Saffy is done up in African National Dress while Nana is watching Homes Under the Hammer on an iPad. Marshall (Saffy’s Dad) is declared a sex addict. There is the ubiquitous list of contemporary references to shallow glitz: Shoreditch House, Galliano’s anti-semitic rant, Ocado deliveries, Cher playing the O2 (actually, that’s quite lolz). An uncomfortable strand of the humour is cruelly eeked out of Patsy now being an incontinent old woman and having to use Tena Lady, something Matt Lucas and David Walliams proved, fairly conclusively wasn’t remotely humorous several seasons ago. Jane Horrock’s Bubbles adorns various Olympic costumery at the back of screen to enact varying disciplines for no reason. Her gymnastics bit kind of works.

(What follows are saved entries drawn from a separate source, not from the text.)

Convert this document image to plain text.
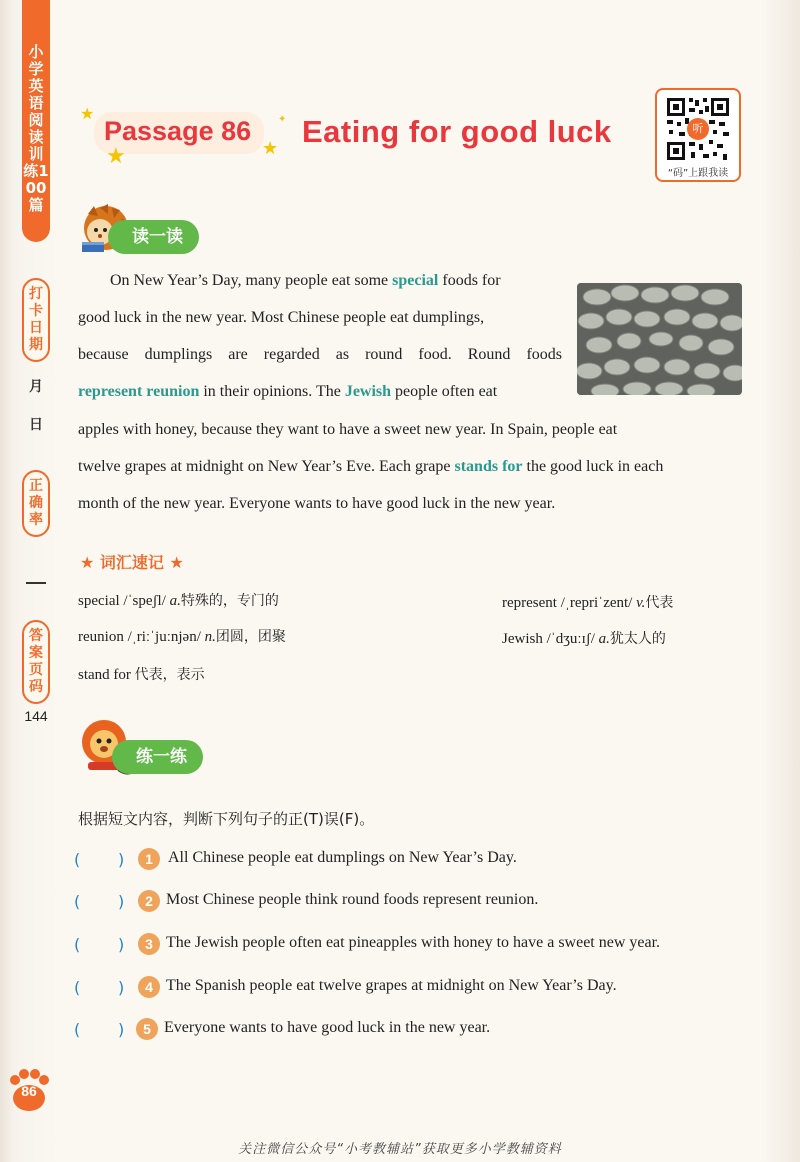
小学英语阅读训练100篇
打卡日期
月
日
正确率
答案页码
144
Passage 86 Eating for good luck
★
★	★
✦
听
“码”上跟我读
读一读
On New Year’s Day, many people eat some special foods for
good luck in the new year. Most Chinese people eat dumplings,
because dumplings are regarded as round food. Round foods
represent reunion in their opinions. The Jewish people often eat
apples with honey, because they want to have a sweet new year. In Spain, people eat
twelve grapes at midnight on New Year’s Eve. Each grape stands for the good luck in each
month of the new year. Everyone wants to have good luck in the new year.
★ 词汇速记 ★
special /ˈspeʃl/ a.特殊的，专门的	represent /ˌrepriˈzent/ v.代表
reunion /ˌriːˈjuːnjən/ n.团圆，团聚	Jewish /ˈdʒuːɪʃ/ a.犹太人的
stand for 代表，表示
练一练
根据短文内容，判断下列句子的正(T)误(F)。
( )	1 All Chinese people eat dumplings on New Year’s Day.
( )	2 Most Chinese people think round foods represent reunion.
( )	3 The Jewish people often eat pineapples with honey to have a sweet new year.
( )	4 The Spanish people eat twelve grapes at midnight on New Year’s Day.
( )	5 Everyone wants to have good luck in the new year.
86
关注微信公众号“小考教辅站”获取更多小学教辅资料
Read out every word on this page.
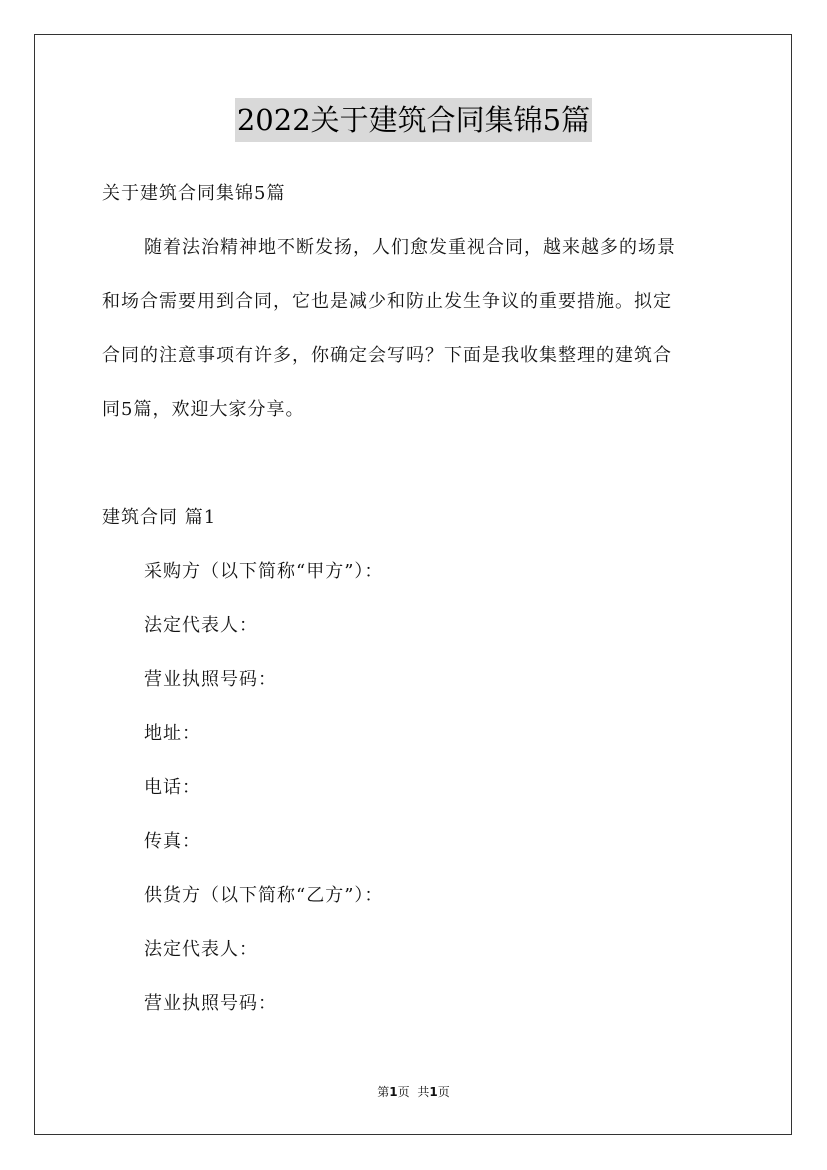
2022关于建筑合同集锦5篇
关于建筑合同集锦5篇
随着法治精神地不断发扬，人们愈发重视合同，越来越多的场景
和场合需要用到合同，它也是减少和防止发生争议的重要措施。拟定
合同的注意事项有许多，你确定会写吗？下面是我收集整理的建筑合
同5篇，欢迎大家分享。
建筑合同 篇1
采购方（以下简称“甲方”）：
法定代表人：
营业执照号码：
地址：
电话：
传真：
供货方（以下简称“乙方”）：
法定代表人：
营业执照号码：
第1页 共1页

Despite the odd spluttering moment of empty hysteria, putting an Olympics slant on AbFab is as square peg/round hole scenario as Patsy doing her Saturday shop in Uniqlo. If you want actual laughs from the Olympics I’d make haste away from this cobbled-together nonsense at silent speed and head straight to Amazon for a box set of Twentytwelve, the BBC’s executive sitcom ironising the Olympic Development Committee. Hugh Bonneville gets more chuckles in one expression than Jennifer Saunders does in this mess. Let’s hope she saved all her good lines for Viva Forever!. The Olympics AbFab is totes Viva For Never.